During the Obama administration, the agency’s Clean Power Plan attempted to include shifting to cleaner sources of energy as part of the “best system of emissions reduction” for existing coal and natural gas plants. But the Supreme Court’s decision takes that option off the table for the EPA, preventing the agency from forcing power generators to move toward cleaner energy sources by setting carbon emissions limits.
The court said that particular way of reducing emissions was not within the authority of the EPA.
“It makes it very unlikely, at least using the Clean Air Act, that EPA can directly address the emissions from Bow,” said Brad Campbell, president of the Conservation Law Foundation. “Or any other coal plant.”
The decision comes after warnings from the Intergovernmental Panel on Climate Change of mounting disastrous consequences, unless the world transitions away from fossil fuels.
In New England, Campbell said the Supreme Court’s decision turns the spotlight in the fight over climate change onto state laws.
“This really takes the U.S. government out of the game in terms of really keeping us on track to reduce emissions on a scale that would give us any hope of keeping climate change to a tolerable level,” he said. “So it really increases the importance and the urgency of states taking action.”

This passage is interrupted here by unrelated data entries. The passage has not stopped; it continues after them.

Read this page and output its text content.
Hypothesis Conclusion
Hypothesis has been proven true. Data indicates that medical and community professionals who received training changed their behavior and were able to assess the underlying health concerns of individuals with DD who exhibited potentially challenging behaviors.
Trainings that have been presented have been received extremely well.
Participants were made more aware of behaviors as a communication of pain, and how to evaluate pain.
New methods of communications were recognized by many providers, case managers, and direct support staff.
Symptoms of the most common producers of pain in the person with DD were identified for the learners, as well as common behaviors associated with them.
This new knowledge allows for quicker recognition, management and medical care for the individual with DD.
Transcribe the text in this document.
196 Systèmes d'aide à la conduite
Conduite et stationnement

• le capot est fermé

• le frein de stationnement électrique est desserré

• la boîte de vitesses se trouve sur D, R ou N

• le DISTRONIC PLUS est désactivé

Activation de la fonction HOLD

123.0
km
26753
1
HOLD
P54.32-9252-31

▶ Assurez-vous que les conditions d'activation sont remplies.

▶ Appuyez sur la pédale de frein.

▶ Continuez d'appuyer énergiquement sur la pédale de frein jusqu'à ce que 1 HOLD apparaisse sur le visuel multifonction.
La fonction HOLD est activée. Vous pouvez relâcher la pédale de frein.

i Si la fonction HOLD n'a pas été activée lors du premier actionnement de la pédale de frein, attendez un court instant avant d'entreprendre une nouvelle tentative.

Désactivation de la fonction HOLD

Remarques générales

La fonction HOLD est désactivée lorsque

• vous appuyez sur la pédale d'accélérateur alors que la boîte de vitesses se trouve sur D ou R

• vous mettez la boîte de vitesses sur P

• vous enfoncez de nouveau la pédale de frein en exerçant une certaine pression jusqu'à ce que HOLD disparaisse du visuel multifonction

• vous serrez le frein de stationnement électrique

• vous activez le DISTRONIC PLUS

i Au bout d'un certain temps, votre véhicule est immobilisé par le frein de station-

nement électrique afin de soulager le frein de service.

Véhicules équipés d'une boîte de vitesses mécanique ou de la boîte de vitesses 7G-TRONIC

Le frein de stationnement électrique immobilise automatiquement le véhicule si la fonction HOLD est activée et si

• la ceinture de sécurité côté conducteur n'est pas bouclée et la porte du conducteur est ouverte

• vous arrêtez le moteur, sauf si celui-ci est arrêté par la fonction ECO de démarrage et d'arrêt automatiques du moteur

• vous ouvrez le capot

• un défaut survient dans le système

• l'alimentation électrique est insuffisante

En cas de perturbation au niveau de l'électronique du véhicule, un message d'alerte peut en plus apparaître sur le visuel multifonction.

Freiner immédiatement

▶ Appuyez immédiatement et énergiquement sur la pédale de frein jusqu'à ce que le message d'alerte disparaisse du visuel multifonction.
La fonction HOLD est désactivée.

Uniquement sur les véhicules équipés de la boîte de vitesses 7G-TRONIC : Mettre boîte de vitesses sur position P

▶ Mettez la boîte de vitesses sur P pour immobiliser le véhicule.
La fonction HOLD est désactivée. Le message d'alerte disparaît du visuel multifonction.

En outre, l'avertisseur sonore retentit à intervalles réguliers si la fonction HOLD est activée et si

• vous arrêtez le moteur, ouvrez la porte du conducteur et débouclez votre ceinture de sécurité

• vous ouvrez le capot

Five out of the six New England states have laws that mandate greenhouse gas reductions across the whole economy, from power plants to individual buildings. New Hampshire lawmakers failed to advance legislation that would have put a greenhouse gas emissions reduction goal into statute this year.
“Implementation of those laws has been slow, and this decision means that has to change,” Campbell said.
A recent state-funded report shows New Hampshire’s climate has undergone significant changes already. But, researchers said, how much hotter and wetter the state becomes depends on how much the world reduces greenhouse gas emissions.
For Rebecca Beaulieu, communications director for the climate justice advocacy group 350 New Hampshire, the decision came as a disappointment. But, she said, grassroots action on climate change will continue.
“Locally, our battles have largely been with ISO New England, our regional energy grid regulators, and not so much with the EPA directly,” Beaulieu said. “So I believe we’re intending to continue our fight as we have been.”